Bisognava quindi eliminare le vestigia del feudalesimo, avviare un progetto di emancipazione
dell’uomo e della società con lo stesso coraggio dimostrato dagli americani, eliminando quanto di
antico ancora si opponeva alla rigenerazione dell’individuo: «tolti adunque tutti questi ostacoli,
altro non ci resta che intraprendere la riforma della legislazione. Pare che questa sia l’ultima mano
che resta a dare per compiere l’opera della felicità degli uomini; e pare che la situazione stessa
delle cose l’abbia preparata. […] L’Europa divenuta per undici secoli il teatro della guerra e della
discordia, l’Europa schiacciata […] dalle dispute religiose che hanno alterata la morale e
perpetuata l’ignoranza; oppressa finalmente dalla tirannia di tanti piccioli despoti, coperta di
fanatici e di guerrieri ed accesa in ogni parte dal fuoco distruttore de’ partiti, oggi è divenuta la
sede della tranquillità e della ragione».
Le leggi, e non altro, devono condurre gli uomini alla felicità, spiegava Filangieri, e le leggi
sono fatte dagli uomini e per gli uomini.
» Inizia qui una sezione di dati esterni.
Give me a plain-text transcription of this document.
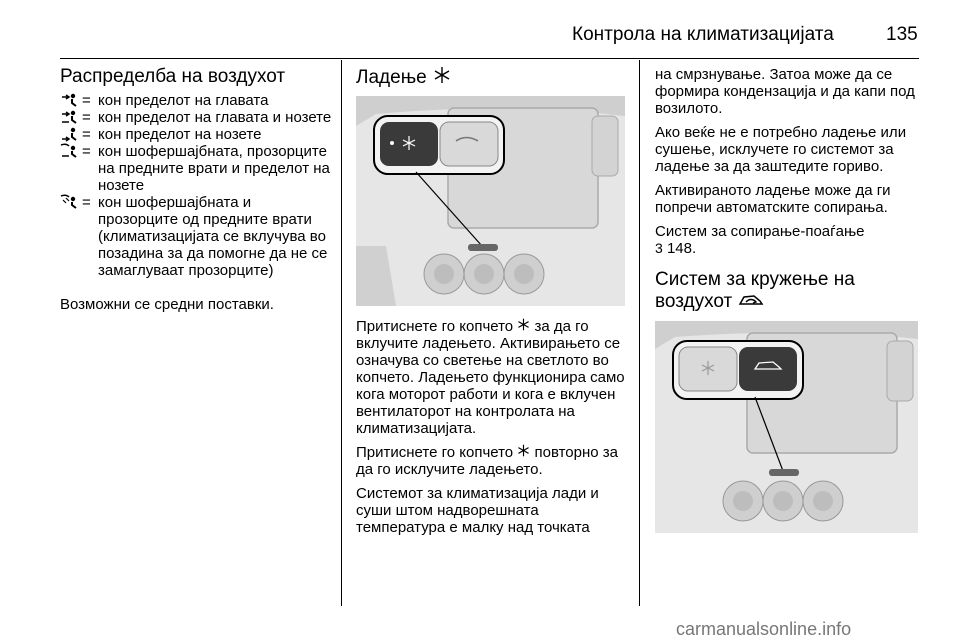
Контрола на климатизацијата	135
Распределба на воздухот
= кон пределот на главата
= кон пределот на главата и нозете
= кон пределот на нозете
= кон шофершајбната, прозорците на предните врати и пределот на нозете
= кон шофершајбната и прозорците од предните врати (климатизацијата се вклучува во позадина за да помогне да не се замаглуваат прозорците)

Возможни се средни поставки.

Ладење

Притиснете го копчето за да го вклучите ладењето. Активирањето се означува со светење на светлото во копчето. Ладењето функционира само кога моторот работи и кога е вклучен вентилаторот на контролата на климатизацијата.

Притиснете го копчето повторно за да го исклучите ладењето.

Системот за климатизација лади и суши штом надворешната температура е малку над точката

на смрзнување. Затоа може да се формира кондензација и да капи под возилото.

Ако веќе не е потребно ладење или сушење, исклучете го системот за ладење за да заштедите гориво.

Активираното ладење може да ги попречи автоматските сопирања.

Систем за сопирање-поаѓање
3 148.

Систем за кружење на воздухот
carmanualsonline.info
Occorre dunque formare il legislatore, preparare buone
leggi ed educare il cittadino a riconoscerle e a rispettarle; solo così potremo capire cosa significano
parole come democrazia, uguaglianza, sovranità del popolo e solo in questo modo possiamo
costruire la vera felicità. «Un istante felice, una vittoria d’un giorno» - osservava Filangieri - «può
compensare le sconfitte di più anni, ma un errore politico, un errore di legislazione può produrre
l’infelicità d’un secolo e può preparare quella de’ secoli avvenire».
Parole che suonano quasi profetiche, e che mostrano in maniera chiara come il diritto alla
ricerca della felicità da questo momento della cultura europea è più un oggetto provvidenzialmente
sottratto alla disponibilità della persona, né la mèta immaginaria di un’affannosa corsa senza fine.
La ricerca felicità, intesa come la possibilità di costruire un mondo migliore, è diventata invece un
diritto dell’uomo, inserita a pieno titolo nella vicenda del costituzionalismo moderno.